Die Antragsgegnerin trägt auch die Kosten des Beschwerdeverfahrens.
Der Streitwert wird für das Beschwerdeverfahren auf 54.453,00 EUR festgesetzt.
Gründe
I.
Die Antragstellerin begehrt die Anordnung der aufschiebenden Wirkung ihres Widerspruches gegen den Bescheid der Antragsgegnerin vom 15.11.2012, mit dem eine Nachzahlung von Sozialversicherungsbeiträgen für die Beschäftigung von Honorarärzten für den Zeitraum vom 1.1.2009 bis 31.12.2011 in Höhe von 217.811,98 EUR geltend gemacht wird.
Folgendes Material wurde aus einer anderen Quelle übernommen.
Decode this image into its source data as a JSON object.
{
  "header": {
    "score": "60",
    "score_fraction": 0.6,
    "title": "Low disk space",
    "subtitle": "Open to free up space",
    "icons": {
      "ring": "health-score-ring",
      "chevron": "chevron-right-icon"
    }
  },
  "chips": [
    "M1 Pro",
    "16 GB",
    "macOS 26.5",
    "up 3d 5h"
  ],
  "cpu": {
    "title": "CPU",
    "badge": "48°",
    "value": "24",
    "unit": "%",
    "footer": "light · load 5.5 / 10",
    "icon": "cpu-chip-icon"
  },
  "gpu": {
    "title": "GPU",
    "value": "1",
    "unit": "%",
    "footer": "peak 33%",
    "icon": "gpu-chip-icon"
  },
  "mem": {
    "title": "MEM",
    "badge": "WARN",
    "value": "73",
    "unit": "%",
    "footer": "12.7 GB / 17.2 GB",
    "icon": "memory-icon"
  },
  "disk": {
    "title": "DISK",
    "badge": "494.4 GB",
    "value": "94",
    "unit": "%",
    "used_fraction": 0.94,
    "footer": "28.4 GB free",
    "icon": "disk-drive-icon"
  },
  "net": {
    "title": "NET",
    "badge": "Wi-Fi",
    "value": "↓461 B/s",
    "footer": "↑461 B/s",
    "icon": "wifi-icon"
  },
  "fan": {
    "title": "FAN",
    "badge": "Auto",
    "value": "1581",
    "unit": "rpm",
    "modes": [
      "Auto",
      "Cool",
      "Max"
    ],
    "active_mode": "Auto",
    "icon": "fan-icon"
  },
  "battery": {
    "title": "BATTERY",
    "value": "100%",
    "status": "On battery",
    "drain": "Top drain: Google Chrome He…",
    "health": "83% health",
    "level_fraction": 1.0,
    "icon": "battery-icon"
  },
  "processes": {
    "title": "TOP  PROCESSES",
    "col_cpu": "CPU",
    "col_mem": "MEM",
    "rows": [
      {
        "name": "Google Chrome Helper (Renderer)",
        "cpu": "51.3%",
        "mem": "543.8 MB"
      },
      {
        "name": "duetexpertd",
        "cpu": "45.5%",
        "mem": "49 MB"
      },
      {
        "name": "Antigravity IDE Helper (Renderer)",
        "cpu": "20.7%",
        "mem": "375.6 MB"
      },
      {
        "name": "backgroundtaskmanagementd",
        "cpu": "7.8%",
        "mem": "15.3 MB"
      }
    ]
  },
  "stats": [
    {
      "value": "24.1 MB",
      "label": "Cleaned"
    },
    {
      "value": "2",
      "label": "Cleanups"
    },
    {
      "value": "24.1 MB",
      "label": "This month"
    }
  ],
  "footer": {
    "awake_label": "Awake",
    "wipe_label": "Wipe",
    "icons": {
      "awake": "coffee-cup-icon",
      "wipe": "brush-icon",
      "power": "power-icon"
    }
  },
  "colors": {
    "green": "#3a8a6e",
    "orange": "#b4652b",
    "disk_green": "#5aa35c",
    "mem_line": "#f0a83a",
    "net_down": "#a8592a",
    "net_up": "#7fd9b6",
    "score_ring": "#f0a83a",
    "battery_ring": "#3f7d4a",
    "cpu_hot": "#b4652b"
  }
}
Die Antragstellerin ist eine Tochtergesellschaft der L Kliniken im Kreis L und erbringt Dienstleistungen für diese Kliniken. Bei den Kliniken handelt es sich um das B-Hospital in H, das St. B-Hospital in L, das N-Hospital in L1 und das St. O-Hospital in L2 (nachfolgend: Katholische Kliniken). Die Antragstellerin wurde von den L Kliniken beauftragt, zur Abdeckung von ärztlichen Diensten im Rahmen des Rettungsdienstes des Kreises L und von klinikbezogenen Diensten Verträge mit Ärzten abzuschließen, die bereit sind, ärztliche Tätigkeiten im Rettungsdienst bzw. im Rahmen von Stationsdiensten, Bereitschaftsdiensten und Rufdiensten der einzelnen Kliniken zu übernehmen. Auf der Basis dieser vertraglichen Vereinbarungen wurden im Jahr 2010 insgesamt 230 Ärzte im Rettungsdienst und in den Diensten der einzelnen Kliniken tätig und im Jahr 2011 insgesamt 278 Ärzte. Im Rettungsdienst waren im Jahr 2010 126 Ärzte und im Jahr 2011 121 Ärzte eingesetzt.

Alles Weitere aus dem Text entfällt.